Under the guidance of National Development and Reform Commission (NDRC), the China Information Industry Association (CIIA) has officially launched a project to promote the national social credit system.
Meanwhile, a public service platform was also released to trace private domain names, aiming to help the public to distinguish genuine domain names from counterfeit ones, CIIA president He Cuiqin said.
NDRC official claims that building a national social credit system is in everyone’s interest, while many critics say the government is only making radical policies to monitor the life of its people as a social credit system shall not be built on regulatory rules but on moral norms.
As the government is scrutinising on the borrowings of some of the country’s top overseas deal makers, live streaming of online video on Sino Weibo and other internet portals are banned as they are said to spread too many rumours. Everyone seems to have a “social” credit problem.

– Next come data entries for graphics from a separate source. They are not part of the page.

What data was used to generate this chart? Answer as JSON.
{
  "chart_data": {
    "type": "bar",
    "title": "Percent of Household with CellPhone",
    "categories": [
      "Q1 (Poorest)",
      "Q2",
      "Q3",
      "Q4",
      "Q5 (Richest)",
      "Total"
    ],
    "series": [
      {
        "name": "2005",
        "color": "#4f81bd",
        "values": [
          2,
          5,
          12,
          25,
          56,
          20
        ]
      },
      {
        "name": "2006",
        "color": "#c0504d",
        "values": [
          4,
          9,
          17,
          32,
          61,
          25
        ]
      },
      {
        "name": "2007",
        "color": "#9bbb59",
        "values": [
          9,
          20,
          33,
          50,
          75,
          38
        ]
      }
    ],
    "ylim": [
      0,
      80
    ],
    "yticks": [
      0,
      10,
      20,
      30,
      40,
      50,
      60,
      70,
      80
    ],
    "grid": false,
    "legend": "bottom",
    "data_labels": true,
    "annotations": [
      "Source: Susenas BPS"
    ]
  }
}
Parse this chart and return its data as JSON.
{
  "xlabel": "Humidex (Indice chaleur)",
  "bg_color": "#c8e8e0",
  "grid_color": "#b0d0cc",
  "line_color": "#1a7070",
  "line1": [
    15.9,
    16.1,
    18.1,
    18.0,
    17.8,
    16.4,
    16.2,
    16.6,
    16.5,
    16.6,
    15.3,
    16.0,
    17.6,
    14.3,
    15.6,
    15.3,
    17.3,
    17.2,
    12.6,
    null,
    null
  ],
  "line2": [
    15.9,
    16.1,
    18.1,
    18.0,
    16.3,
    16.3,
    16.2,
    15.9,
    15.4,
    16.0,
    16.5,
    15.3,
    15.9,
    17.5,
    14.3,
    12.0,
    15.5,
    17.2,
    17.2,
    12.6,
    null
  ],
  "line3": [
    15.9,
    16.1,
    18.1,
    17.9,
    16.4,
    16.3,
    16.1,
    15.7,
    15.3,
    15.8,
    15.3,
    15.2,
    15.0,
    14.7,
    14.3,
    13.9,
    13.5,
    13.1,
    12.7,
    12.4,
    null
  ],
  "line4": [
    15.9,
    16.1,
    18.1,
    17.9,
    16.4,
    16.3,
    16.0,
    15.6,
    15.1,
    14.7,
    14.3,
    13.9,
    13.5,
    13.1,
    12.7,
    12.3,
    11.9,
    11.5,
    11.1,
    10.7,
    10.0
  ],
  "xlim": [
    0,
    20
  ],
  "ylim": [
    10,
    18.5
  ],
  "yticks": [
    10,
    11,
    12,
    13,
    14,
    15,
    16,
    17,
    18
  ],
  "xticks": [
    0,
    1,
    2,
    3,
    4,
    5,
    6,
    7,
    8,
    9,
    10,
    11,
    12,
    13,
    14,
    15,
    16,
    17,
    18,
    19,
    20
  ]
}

At an internal meeting in April, the new head of China’s banking regulator said he would resign “if the banking industry becomes a complete mess”. This remark admits it’s the government’s polices or wrong doing that have caused the “complete mess”, not the people’s credit problem.
Three years ago, China released an outline for building a government-led national social credit system to assess individuals and government agencies on areas ranging from tax payment and local government bonds to judicial credibility.
The outline, issued by the State Council, focuses on credit in four areas, including administrative affairs, commercial activities, social behavior, and the judicial system.
The authority pledged to establish a set of laws and regulations regarding social credit, a credit reference system that covers the whole of society and a related reward and punishment system by 2020.
According to Xinhua, the traditional frugality of Chinese people and their high rate of household savings are being challenged by the younger generation, who are motivated to spend with borrowed money, a new study has found.
China’s social credit problem seems to exist not only in the cities, but also in its rural areas. In reality, it is extremely difficult for Chinese farmers to get a bank loan.
This April, Vice-Premier Wang Yang called for a better rural credit guarantee system to direct more loans into the money-starved rural economy. Wang urged more cooperation by governments, banks and guarantee institutions.
In China, administrative measures and policies are often made confused with law and regulations. The government has always proclaimed to build a society ruled by law, hopefully not bad ones.